Quarterly report pursuant to Section 13 or 15(d)

Subsequent Event

Subsequent Event
9 Months Ended
Sep. 30, 2022
Subsequent Events [Abstract]  
Subsequent Event Subsequent Event
On October 26, 2022, the Company entered into a definitive agreement to be acquired by Thoma Bravo, a leading software investment firm, and Sunstone Partners for $7.50 per share, in an all-cash transaction valued at approximately $1.3 billion. The transaction, which was unanimously approved by the Company’s board of directors, is currently expected to close in the first half of 2023, subject to customary closing conditions, including approval by the Company’s stockholders and the receipt of required regulatory approvals. Upon completion of the transaction, the Company’s common stock will no longer be publicly listed and the Company will become a privately held company.

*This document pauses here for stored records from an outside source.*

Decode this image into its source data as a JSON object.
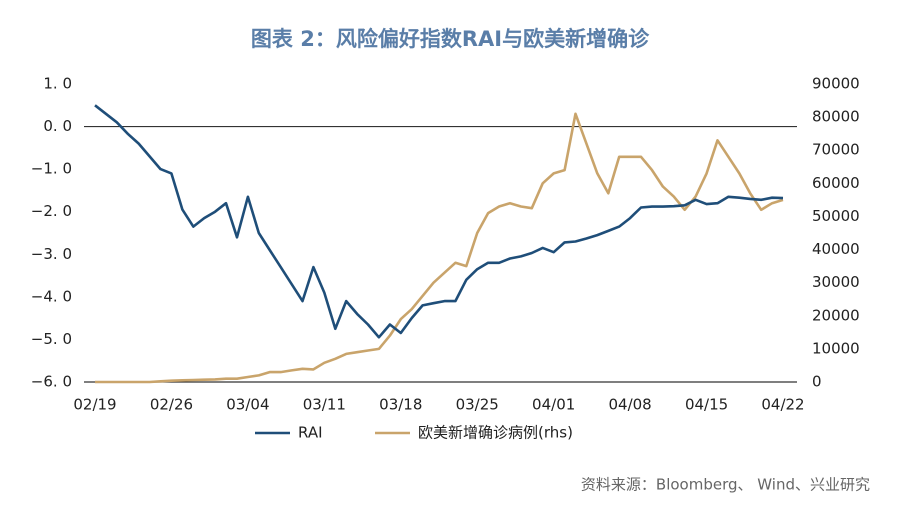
{
  "chart_data": {
    "type": "line",
    "title": "图表 2：风险偏好指数RAI与欧美新增确诊",
    "source": "资料来源：Bloomberg、 Wind、兴业研究",
    "categories": [
      "02/19",
      null,
      null,
      null,
      null,
      null,
      null,
      "02/26",
      null,
      null,
      null,
      null,
      null,
      null,
      "03/04",
      null,
      null,
      null,
      null,
      null,
      null,
      "03/11",
      null,
      null,
      null,
      null,
      null,
      null,
      "03/18",
      null,
      null,
      null,
      null,
      null,
      null,
      "03/25",
      null,
      null,
      null,
      null,
      null,
      null,
      "04/01",
      null,
      null,
      null,
      null,
      null,
      null,
      "04/08",
      null,
      null,
      null,
      null,
      null,
      null,
      "04/15",
      null,
      null,
      null,
      null,
      null,
      null,
      "04/22"
    ],
    "series": [
      {
        "name": "RAI",
        "color": "#1f4e79",
        "values": [
          0.5,
          0.3,
          0.1,
          -0.17,
          -0.4,
          -0.7,
          -1.0,
          -1.1,
          -1.95,
          -2.35,
          -2.15,
          -2.0,
          -1.8,
          -2.6,
          -1.65,
          -2.5,
          -2.9,
          -3.3,
          -3.7,
          -4.1,
          -3.3,
          -3.9,
          -4.75,
          -4.1,
          -4.4,
          -4.65,
          -4.95,
          -4.65,
          -4.85,
          -4.5,
          -4.2,
          -4.15,
          -4.1,
          -4.1,
          -3.6,
          -3.35,
          -3.2,
          -3.2,
          -3.1,
          -3.05,
          -2.97,
          -2.85,
          -2.95,
          -2.72,
          -2.7,
          -2.63,
          -2.55,
          -2.45,
          -2.35,
          -2.15,
          -1.9,
          -1.88,
          -1.88,
          -1.87,
          -1.85,
          -1.72,
          -1.82,
          -1.8,
          -1.65,
          -1.67,
          -1.7,
          -1.72,
          -1.67,
          -1.68
        ]
      },
      {
        "name": "欧美新增确诊病例(rhs)",
        "color": "#c9a46b",
        "axis": "y2",
        "values": [
          0,
          0,
          0,
          0,
          0,
          0,
          200,
          400,
          500,
          600,
          700,
          800,
          1000,
          1000,
          1500,
          2000,
          3000,
          3000,
          3500,
          4000,
          3800,
          5800,
          7000,
          8500,
          9000,
          9500,
          10000,
          14000,
          19000,
          22000,
          26000,
          30000,
          33000,
          36000,
          35000,
          45000,
          51000,
          53000,
          54000,
          53000,
          52500,
          60000,
          63000,
          64000,
          81000,
          72000,
          63000,
          57000,
          68000,
          68000,
          68000,
          64000,
          59000,
          56000,
          52000,
          56000,
          63000,
          73000,
          68000,
          63000,
          57000,
          52000,
          54000,
          55000
        ]
      }
    ],
    "ylim": [
      -6,
      1
    ],
    "yticks": [
      {
        "value": 1,
        "label": "1. 0"
      },
      {
        "value": 0,
        "label": "0. 0"
      },
      {
        "value": -1,
        "label": "−1. 0"
      },
      {
        "value": -2,
        "label": "−2. 0"
      },
      {
        "value": -3,
        "label": "−3. 0"
      },
      {
        "value": -4,
        "label": "−4. 0"
      },
      {
        "value": -5,
        "label": "−5. 0"
      },
      {
        "value": -6,
        "label": "−6. 0"
      }
    ],
    "y2lim": [
      0,
      90000
    ],
    "y2ticks": [
      0,
      10000,
      20000,
      30000,
      40000,
      50000,
      60000,
      70000,
      80000,
      90000
    ]
  }
}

The agreement includes a “go-shop” period expiring at 11:59 p.m. Pacific time on December 10, 2022, which allows the Company’s board of directors and its advisors to actively initiate, solicit and consider alternative acquisition proposals from third parties. The Company’s board of directors will have the right to terminate the merger agreement to enter into a superior proposal subject to the terms and conditions of the merger agreement. There can be no assurance that this “go-shop” will result in a superior proposal, and the Company does not intend to disclose developments with respect to the solicitation process unless and until it determines such disclosure is appropriate or otherwise required.
Pursuant to the agreement, the Company may be required to pay a termination fee of up to approximately $33.9 million, if the agreement is terminated under certain circumstances, and may be entitled to receipt of a termination fee of approximately $67.8 million, if the agreement is terminated under certain circumstances.